Food Feature: Moody Blue Ridge

Letting your hair down at the Hickory Nut Gap Inn

Way up I-85, where the SUVs start to give way to pickups and Georgia gives way to South Carolina, things start to feel different.

This travel-induced mood swing can, in fact, be pinpointed to a specific moment: It is precisely when the bright blue sign welcomes us to South Carolina that a violent thunderstorm erupts, crippling visibility and making the rest of the journey a squinting, white-knuckled standoff between dodging semis and keeping up with the unmarked pavement shifts. It's a frightening driving experience, and it has been a long time since the weather has made me pull off the highway for a good cry.

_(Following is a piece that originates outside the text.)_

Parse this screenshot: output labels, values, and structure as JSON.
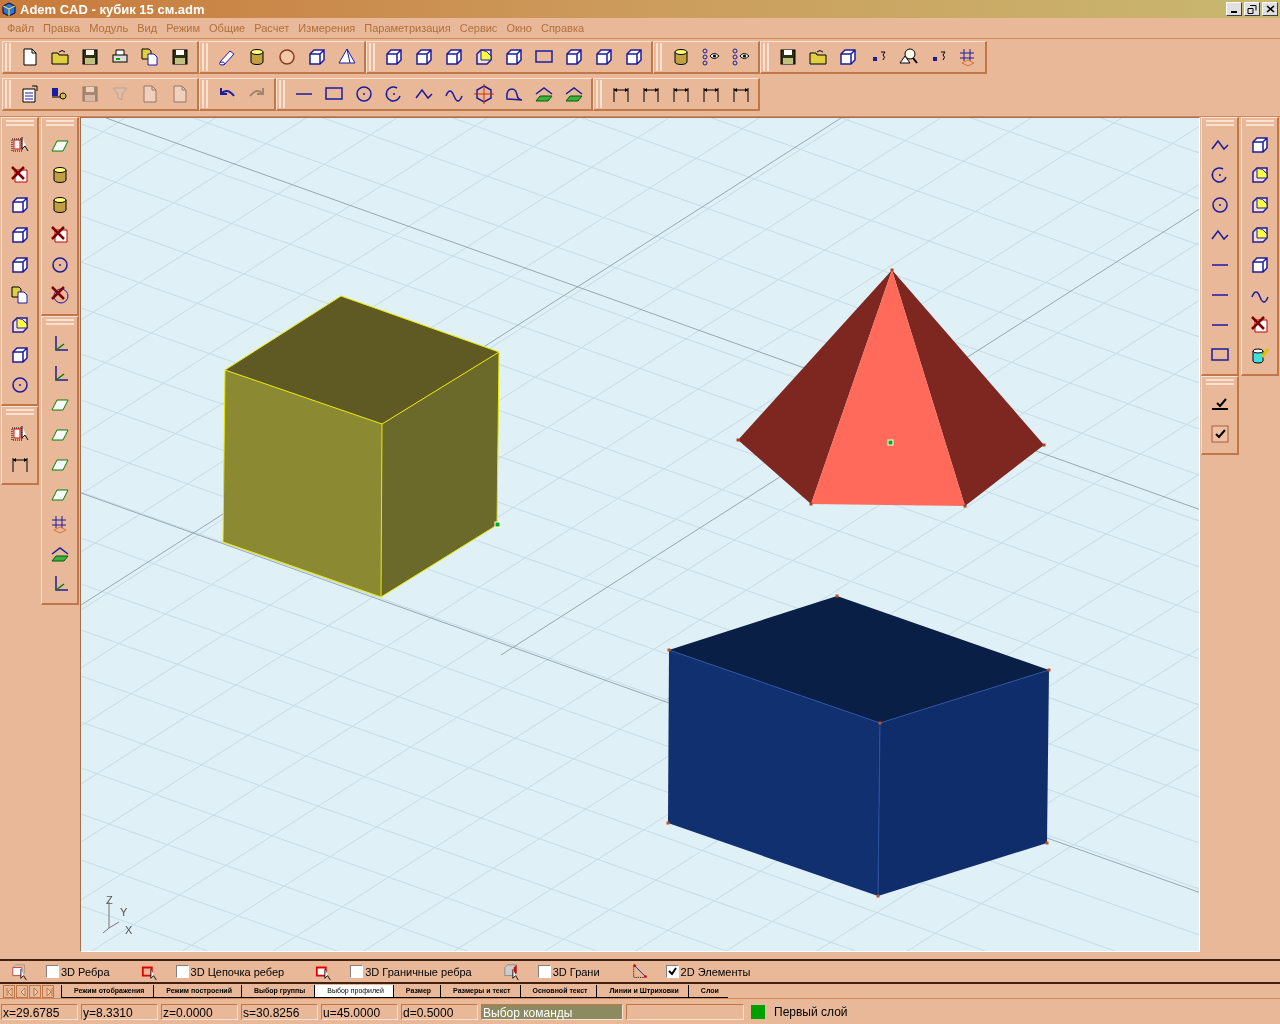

But this weekend getaway to the Western North Carolina mountains should be worth any amount of consternation the road can dole out because a mood swing is precisely what we seek. As we hydroplane into our third state, we realize that this three-hour drive has become a six-hour test of will, which is capped off by a climb up a narrow, mile-long mountain switchback: the entrance to our final destination, the Hickory Nut Gap Inn, in Bat Cave, N.C.

The journey is an apt translation of the metaphorical distance between here (the inn) and there (Atlanta), and how difficult it is not just to get here, but to get in here. Hickory Nut does not advertise. It's through the referrals of friends that people ever hear of its existence. It takes weeks before a break in the booking schedule allows a reservation for couples because the inn is mostly rented out to groups — about 12 people will fill it, and fill it they do to celebrate just about anything in a setting remote enough to inspire behavior Holiday Inns and Super 8s can't sustain.

All of the guests lodging with us on this weekend have been here before, and each of them has stories about previous trysts.

Bo Trammel, the innkeeper, outfitted in comfy outdoor wear, greets us at the car in spite of the hour and helps us with our bags and our six packs (it's BYOB here), lightly scoffs at our bottled water and replies to our complaints about the weather with, "The forest really needed the rain."

Because we are first-timers, Bo gives us the quick overview and tour: The inn was built in the late 1940s by Herman Hardison, the founder of Trailways Bus Company; each of the rooms is named for the kind of local wood it was made from; you will find no phones or TVs in your room; the gorge that we can't see out the front of the 85-foot screened porch stocked with rocking chairs is the largest on the East Coast; a full breakfast is served around 9 a.m.; and the bowling alley is downstairs.

Hickory Nut is cradled in the Blue Ridge Mountains in a spot that was prime Cherokee real estate before the Trail of Tears. Asheville with its hippie delights is about a 20-minute ride, and the roadside Redneck Riviera attractions of Chimney Rock and Lake Lure are just outside your door — well, out your door and back down that mountain pass.

But this is the kind of getaway marked more by the way it makes you feel, the mood it puts you in, especially if the you in question is an over-commuted Atlantan. The inn almost forces you to stay put, relax and let your hair down. Bo's only caveat is that no one is permitted to hurt themselves, each other or damage property.

Those rules weren't in force in the '70s when rock 'n' roll promoter Jack Miller bought the place from Hardisons' descendents following the plane crash that erased half of Lynyrd Skynyrd. It was Miller's charge to find a suitable hideout for the band to regroup and plot its next move. Rock stars coping with loss express grief in unusual ways. If you ask, Bo can tell you stories of indoor Harley races in the great room just above the basement. Photos from the Skynyrd years still grace the hallway.

Jack Miller and his wife, Bettina Spaulding, lived and partied hard there until they died, both of cancer, both, incidentally, in the Cherry Room. But Jack departed much earlier than his wife, and when he died, Bettina re-married a sailor named Easy Batterson, Captain Easy to his friends.

Easy and "B" ran the place as an inn in a much more selective way than Bo and his fiancee — and incredible chef — Courtney Thompson, do now. B would send carloads full of prospective lodgers away citing her reason: They looked like Republicans.

In an homage to the past, Bo and Courtney maintain a kind of ageless don't-trust-anyone-over-30 method of inn-keeping in their own way. They may be more politically tolerant than their predecessors, but they are still almost as private. One of the reasons they don't advertise is to minimize irreverent visitors, particularly those who come looking for a rock 'n' roll hall of fame experience or to relive what it might have been like to be a member of the Skynyrd posse, circa 1979.

But if it's proof you seek that the Hickory Nut Gap Inn has curative, restorative powers, look no further than Bo himself, a character study in calm. He will appear and disappear to his own residence, the only room in the inn you are not encouraged to explore, throughout the visit. He maintains the same kind of meditative respect for this place as the Cherokees, who considered it hallowed ground. He is like a walking mood, setting the tone for an experience that proves you can't buy, or advertise, this kind of atmosphere.